The second beat is almost as good. Having achieved every male
undergraduate’s dream of a blowjob in the toilets from a woman who doesn’t even know how to spell “reciprocity” –
and feeling that he’s finally made it on this hallowed campus – he stumbles on Erica again. Surely, now, he’ll have
regained her respect? No, again she humiliates him both consciously and unconsciously.
“You’re not a real person, Mark. You write your bullshit from a
dark room because you’re a failure at human contact”.
Ouch.
Then she adds, “Good luck with your video game”. What makes
this even more cutting is that she has no idea she’s demeaning his achievement. She genuinely has no clue what he’s
done.
This is the classic Ordeal of the Hero’s Journey where the
antagonist holds up a mirror to the protagonist and lets them see their flaw. In a traditional narrative, the hero
responds by changing. In a tragedy, they blunder on as they are. What is Mark Zuckerberg’s reaction to this
chastening experience?
“We have to expand”.
And then we come to the poignant final beat.

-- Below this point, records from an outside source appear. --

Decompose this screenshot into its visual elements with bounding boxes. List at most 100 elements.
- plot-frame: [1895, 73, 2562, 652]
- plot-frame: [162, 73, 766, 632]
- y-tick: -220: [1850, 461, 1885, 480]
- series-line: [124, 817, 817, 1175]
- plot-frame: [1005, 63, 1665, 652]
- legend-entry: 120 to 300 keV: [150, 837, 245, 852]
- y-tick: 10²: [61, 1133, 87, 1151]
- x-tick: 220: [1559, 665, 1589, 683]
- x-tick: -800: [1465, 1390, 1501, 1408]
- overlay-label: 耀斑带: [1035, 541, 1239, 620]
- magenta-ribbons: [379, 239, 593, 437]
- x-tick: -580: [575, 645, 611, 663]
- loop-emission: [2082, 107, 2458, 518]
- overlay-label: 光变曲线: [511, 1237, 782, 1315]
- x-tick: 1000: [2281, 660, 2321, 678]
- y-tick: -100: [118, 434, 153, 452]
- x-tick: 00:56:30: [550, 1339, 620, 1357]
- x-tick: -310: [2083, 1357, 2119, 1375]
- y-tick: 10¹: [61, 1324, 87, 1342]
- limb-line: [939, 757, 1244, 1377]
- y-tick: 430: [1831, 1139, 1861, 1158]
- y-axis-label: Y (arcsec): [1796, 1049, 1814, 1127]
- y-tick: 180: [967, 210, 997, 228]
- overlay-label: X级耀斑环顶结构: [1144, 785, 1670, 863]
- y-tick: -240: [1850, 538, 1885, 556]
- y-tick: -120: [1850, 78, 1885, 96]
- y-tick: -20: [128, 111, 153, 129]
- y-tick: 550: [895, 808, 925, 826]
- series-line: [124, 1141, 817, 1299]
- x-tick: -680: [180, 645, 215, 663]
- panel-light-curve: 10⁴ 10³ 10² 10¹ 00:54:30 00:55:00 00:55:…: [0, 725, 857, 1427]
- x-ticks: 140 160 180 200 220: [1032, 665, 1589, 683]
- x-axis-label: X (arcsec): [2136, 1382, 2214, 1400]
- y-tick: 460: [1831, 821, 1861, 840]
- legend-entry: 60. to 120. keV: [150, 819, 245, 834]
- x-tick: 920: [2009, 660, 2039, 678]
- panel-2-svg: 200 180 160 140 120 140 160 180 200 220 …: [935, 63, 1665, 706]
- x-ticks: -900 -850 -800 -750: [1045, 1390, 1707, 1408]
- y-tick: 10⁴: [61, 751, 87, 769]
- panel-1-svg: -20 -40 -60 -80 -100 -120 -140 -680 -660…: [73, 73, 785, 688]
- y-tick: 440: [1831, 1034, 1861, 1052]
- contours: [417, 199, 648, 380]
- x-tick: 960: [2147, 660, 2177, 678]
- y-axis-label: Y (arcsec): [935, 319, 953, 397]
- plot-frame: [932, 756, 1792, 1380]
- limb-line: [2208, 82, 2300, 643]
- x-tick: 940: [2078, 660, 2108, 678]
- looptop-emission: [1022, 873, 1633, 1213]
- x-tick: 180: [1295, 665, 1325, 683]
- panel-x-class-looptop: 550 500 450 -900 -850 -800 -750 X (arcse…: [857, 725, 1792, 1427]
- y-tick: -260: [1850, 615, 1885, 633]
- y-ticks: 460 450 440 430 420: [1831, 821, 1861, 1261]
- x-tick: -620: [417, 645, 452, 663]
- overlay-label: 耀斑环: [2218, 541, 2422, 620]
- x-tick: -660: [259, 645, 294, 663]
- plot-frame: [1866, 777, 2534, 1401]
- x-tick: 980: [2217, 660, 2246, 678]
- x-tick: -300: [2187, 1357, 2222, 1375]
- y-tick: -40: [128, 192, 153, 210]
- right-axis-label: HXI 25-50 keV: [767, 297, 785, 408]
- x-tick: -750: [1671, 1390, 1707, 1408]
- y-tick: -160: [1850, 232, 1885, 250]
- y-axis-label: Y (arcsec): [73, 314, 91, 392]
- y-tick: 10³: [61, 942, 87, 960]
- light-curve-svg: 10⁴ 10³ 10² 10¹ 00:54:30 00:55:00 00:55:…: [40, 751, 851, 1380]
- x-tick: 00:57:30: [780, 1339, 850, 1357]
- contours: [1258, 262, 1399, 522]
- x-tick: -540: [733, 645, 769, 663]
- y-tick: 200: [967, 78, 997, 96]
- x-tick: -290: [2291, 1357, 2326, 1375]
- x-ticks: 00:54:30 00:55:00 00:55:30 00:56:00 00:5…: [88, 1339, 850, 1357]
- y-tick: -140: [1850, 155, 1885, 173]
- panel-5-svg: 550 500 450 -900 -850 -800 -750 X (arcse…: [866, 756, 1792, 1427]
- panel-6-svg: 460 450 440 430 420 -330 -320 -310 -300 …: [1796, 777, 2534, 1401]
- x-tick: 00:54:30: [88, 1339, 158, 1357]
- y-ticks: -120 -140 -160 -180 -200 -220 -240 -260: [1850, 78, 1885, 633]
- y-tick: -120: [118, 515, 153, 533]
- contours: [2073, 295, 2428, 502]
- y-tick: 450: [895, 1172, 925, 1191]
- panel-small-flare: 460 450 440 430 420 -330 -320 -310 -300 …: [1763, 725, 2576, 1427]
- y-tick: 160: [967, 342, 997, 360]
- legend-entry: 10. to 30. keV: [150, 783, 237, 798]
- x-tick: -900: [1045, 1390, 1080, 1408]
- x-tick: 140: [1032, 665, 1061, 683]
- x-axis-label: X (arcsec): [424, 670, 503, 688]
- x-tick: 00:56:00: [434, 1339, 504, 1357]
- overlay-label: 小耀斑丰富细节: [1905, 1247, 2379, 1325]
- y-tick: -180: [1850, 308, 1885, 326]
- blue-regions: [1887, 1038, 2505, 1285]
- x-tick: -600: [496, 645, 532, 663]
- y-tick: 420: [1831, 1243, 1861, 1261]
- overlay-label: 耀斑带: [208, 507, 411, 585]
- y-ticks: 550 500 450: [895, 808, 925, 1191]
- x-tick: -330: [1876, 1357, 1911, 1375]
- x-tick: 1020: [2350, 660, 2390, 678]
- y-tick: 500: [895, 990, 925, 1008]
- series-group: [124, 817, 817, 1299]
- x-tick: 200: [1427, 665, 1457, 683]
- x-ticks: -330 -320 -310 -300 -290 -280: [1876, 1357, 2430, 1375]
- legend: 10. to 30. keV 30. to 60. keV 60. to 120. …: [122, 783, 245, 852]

I’ve heard the ending of The Social Network derided as its
“Rosebud” moment, a reference to the sentimental McGuffin that binds together the life story of Citizen Kane. But I
think it’s the perfect ending.
Here we have a guy who, in the pursuit of fortune and fame, has
been happy to sacrifice the one friend he had in the world. And now he has it all. He’s worth $25 billion – the
youngest billionaire in the world. He can have anything he wants, except the one thing he wants most of all. The
girl.
In the final moments of the film, the founder of the world’s
all-consuming social network is reduced to the same level as any of his gazillion members – pathetically refreshing
the screen to see whether, in the last five seconds, the woman he loves has accepted his electronic request for
friendship.
Refresh … refresh … FADE TO BLACK
Aaron Sorkin is brilliant. And he does break a truckload of
rules in The Social Network. But his weighty script does have sound dramatic fundamentals, and, in Mark Zuckerberg,
he has created a character who might be “unlikeable” but his yearnings, failings and disappointments still remind
us more than a little of ourselves. The Social Network works. And that’s why I think it works.